14. Consciente de la difficulté de financer les réseaux de radio-télévision et soucieuse d'éviter que l'élaboration des émissions (qu'il s'agisse de leur planification ou de leur contenu) ne soit motivée par des considérations d'ordre commercial,

15. Recommande au Comité des Ministres :

a. d'examiner le « projet de conditions minimales d'un service national de radio-télévision » figurant dans l'annexe à la présente recommandation ;

b. d'inviter les gouvernements des Etats membres à envisager de convoquer une conférence ad hoc réunissant les ministres responsables de la Culture et de l'Education et les ministres responsables des Télécommunications, en vue d'examiner les moyens d'élaborer de concert une politique européenne commune en ce qui concerne le potentiel culturel et éducatif de la radio-télévision.

ANNEXE
Projet de conditions minimales d'un service national de radio-télévision

a.
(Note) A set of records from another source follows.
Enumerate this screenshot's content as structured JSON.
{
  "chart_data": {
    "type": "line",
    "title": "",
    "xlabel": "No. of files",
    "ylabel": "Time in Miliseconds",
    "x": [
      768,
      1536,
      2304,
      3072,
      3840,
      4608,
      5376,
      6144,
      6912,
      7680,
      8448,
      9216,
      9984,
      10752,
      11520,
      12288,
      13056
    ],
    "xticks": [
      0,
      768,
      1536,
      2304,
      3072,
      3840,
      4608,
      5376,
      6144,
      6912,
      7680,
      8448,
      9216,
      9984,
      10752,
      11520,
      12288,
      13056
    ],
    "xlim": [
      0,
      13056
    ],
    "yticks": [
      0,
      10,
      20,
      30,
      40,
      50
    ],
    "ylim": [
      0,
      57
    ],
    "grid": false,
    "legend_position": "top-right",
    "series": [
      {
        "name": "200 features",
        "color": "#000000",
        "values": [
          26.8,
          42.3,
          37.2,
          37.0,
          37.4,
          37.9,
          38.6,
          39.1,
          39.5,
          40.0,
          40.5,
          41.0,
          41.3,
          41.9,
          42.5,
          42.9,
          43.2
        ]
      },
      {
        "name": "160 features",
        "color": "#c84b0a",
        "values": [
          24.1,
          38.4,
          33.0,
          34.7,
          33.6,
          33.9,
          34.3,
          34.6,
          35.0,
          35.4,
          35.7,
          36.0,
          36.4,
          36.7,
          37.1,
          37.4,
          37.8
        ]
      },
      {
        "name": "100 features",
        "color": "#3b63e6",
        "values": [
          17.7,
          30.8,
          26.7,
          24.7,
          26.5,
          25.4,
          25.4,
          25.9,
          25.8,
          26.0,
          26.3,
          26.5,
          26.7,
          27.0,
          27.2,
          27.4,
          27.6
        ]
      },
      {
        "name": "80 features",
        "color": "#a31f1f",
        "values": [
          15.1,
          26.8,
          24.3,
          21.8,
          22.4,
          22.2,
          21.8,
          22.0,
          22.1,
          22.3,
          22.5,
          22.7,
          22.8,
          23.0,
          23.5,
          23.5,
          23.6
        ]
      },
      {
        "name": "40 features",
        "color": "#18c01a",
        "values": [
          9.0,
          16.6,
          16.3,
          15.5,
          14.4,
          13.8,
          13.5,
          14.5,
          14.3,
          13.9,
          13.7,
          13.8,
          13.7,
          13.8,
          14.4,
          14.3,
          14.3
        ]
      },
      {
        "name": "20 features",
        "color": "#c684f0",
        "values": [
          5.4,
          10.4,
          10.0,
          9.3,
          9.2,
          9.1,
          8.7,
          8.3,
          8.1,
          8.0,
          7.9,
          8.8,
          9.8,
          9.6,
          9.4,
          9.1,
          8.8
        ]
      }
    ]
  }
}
Service complet destiné à l'ensemble du public et comportant :

i. Un choix multiple de programmes tenant dûment compte des intérêts des régions et des minorités, mais qui ne soient pas diffusés exclusivement sur une même chaîne ;

ii. L'attribution d'une place importante à l'éducation et à la culture ;

iii. La lutte, au moyen de programmes équilibrés, contre la pollution dans le domaine de la culture, des activités commerciales et de l'information ;

iv. Une étroite coordination et un large courant d'échanges avec d'autres productions européennes de radio-télévision ;

b. Liberté d'expression et absence d'une censure gouvernementale ou institutionnelle préalable, avec, cependant, les réserves ci-après :

i. Droit de réponse ;

ii. Responsabilité publique des producteurs, en ce qui concerne leurs émissions, devant un organisme (au départ de caractère essentiellement parlementaire) qui représente démocratiquement la société ;

iii. Attribution de la responsabilité des émissions non pas aux organismes de radio-télévision, mais aux producteurs de ces émissions qui devront en répondre conformément aux lois en vigueur dans le pays ;

c. Droit pour l'individu d'avoir, en principe, accès à la radio-télévision, sous réserve de la réglementation existante en matière de qualité et du temps d'antenne disponible ;

d. Reconnaissance d'associations d'auditeurs et téléspectateurs, et octroi à ces associations de possibilités suffisantes de débattre en public de leurs opinions ;

e. Formation, à tous les niveaux de l'enseignement - et grâce aux média eux-mêmes - en vue d'une meilleure compréhension de la radio-télévision (notamment des techniques de publicité et de la propagande politique) ;

f. Recherches portant à la fois sur les aspects technologiques et sociaux de la radio-télévision ;

g. Souplesse permettant l'introduction de nouvelles techniques (telles que la possibilité pour le téléspectateur de faire apparaître sur l'écran des sous-titres en surimpression) ;

h. Politique particulière d'emploi à l'égard du personnel des media, qui reconnaisse la responsabilité spéciale de cette catégorie d'employés chargés d'assurer un service public, ainsi que les obligations que cette responsabilité leur impose ;

i. Séparation entre les intérêts commerciaux d'une part, et le contenu et la planification des émissions de l'autre ;

j. Contrôle responsable de la radiodiffusion par le gouvernement, soit directement, soit par l'intermédiaire d'institutions agréées.


[1]. Discussion par l'Assemblée le 23 janvier 1975 (18e séance) (voir Doc. 3520, rapport de la commission de la culture et de l'éducation).

Texte adopté par l'Assemblée le 23 janvier 1975 (19e séance).